Injection Could Make Immunotherapy More Accessible

An injectable form of the immunotherapy Opdivo (nivolumab) appears to have similar effectiveness as the IV formulation, based on early results from a clinical trial published Jan. 29 in the Journal of Clinical Oncology. Opdivo is currently given by IV infusion, which can last more than 30 minutes and require getting to an infusion center. Subcutaneous injection, a shot given through the skin, can be administered in just five minutes in a doctor’s office. Patients are “already battling fitting [cancer treatment] into normal life and balancing work and life,” said Mark Ball, a kidney cancer expert in the National Cancer Institute’s Center for Cancer Research who was not involved in the trial. He told Cancer Currents, a blog by the National Cancer Institute, that having an injectable form of a drug to treat many cancers has the potential to improve patients’ quality of life. The study, which looked at 500 patients with advanced or metastatic kidney cancer, found the injection was similar in treatment effectiveness and side effects to the IV version of the medication. The cancer shrank or disappeared in 24% of patients given the injection and 18% of those who got IV infusion. Patients given the injection also went seven months without cancer getting worse compared with six months in those who got IV treatment. Opdivo is approved to treat several cancers besides kidney cancer, including melanoma, Hodgkin lymphoma and colorectal cancer, and more research may be needed to confirm that this effect is seen across cancer types.

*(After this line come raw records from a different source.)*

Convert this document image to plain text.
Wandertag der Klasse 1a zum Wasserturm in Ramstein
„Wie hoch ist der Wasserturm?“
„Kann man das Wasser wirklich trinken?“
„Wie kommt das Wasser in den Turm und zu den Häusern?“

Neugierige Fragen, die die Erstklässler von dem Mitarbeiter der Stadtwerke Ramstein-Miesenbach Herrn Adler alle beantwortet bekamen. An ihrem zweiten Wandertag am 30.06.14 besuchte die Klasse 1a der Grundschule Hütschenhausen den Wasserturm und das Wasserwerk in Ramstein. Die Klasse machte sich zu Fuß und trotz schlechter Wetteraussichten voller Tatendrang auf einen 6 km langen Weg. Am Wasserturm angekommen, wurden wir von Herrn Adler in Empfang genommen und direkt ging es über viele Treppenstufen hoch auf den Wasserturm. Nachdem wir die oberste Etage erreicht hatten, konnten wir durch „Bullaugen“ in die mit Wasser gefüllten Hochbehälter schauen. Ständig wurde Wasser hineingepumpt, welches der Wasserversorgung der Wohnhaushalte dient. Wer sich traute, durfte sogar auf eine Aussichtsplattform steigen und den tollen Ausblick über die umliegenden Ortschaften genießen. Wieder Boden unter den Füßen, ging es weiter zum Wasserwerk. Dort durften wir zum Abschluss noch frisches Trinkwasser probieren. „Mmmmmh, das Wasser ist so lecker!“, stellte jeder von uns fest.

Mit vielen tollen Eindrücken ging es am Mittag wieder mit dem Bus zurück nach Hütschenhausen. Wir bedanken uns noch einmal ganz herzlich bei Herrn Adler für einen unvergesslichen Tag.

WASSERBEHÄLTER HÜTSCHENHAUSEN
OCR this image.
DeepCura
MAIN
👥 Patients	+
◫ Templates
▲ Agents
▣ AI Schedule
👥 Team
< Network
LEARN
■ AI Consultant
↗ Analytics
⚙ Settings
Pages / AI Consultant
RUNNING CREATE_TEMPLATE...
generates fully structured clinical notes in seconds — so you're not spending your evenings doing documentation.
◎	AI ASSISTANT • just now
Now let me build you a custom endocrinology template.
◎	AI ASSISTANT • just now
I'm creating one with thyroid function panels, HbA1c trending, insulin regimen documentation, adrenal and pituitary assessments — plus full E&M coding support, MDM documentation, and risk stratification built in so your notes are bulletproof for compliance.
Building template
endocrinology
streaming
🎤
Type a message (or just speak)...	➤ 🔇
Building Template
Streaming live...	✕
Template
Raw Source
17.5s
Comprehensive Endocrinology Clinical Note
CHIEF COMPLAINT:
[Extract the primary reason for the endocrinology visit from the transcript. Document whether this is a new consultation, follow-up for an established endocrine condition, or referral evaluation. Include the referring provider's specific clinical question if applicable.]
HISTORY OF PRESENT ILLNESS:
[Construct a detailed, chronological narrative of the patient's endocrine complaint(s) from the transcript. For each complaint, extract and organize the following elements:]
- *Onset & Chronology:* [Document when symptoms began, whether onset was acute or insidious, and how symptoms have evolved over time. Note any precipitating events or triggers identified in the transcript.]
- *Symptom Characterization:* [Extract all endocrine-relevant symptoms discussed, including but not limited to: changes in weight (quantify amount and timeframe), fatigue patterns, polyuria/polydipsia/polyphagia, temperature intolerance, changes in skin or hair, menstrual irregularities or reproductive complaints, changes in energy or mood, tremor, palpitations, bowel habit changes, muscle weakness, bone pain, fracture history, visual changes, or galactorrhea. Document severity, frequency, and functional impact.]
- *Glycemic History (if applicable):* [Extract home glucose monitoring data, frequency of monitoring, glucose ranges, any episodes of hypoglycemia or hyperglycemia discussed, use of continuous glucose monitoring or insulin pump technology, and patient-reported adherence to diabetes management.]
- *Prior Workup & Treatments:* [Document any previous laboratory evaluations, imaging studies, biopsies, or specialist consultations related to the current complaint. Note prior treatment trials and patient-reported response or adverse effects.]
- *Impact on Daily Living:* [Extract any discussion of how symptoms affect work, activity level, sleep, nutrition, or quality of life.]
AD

Metabolic Syndrome Linked to Higher Cancer Risk

People with metabolic syndrome—a condition that can include high blood pressure, high levels of triglycerides, high blood sugar, low levels of high-density lipoproteins (HDL) and extra fat around the abdomen—may have a higher risk of developing cancer, according to a study published online March 11 in Cancer. Included in the study were more than 40,000 people in China who had some or all of the five markers of metabolic syndrome. Those with metabolic syndrome—defined as having at least three of those markers, including extra fat around the abdomen—had a 30% higher risk of developing any type of cancer than those who did not. Sheetal Hardikar, a researcher at the Huntsman Cancer Institute who was not involved with this study, told NPR that it will be important for future research to look at the role of each of the metabolic factors beyond weight. Her lab has found people with a smaller waist but other metabolic issues also had an elevated risk for cancer that appeared even higher than those with large waists and metabolic syndrome. “We do know that there are at least 13 cancers that are causally-related to obesity. But there are other things like [high blood sugar], hypertension that may also be contributing,” Hardikar said.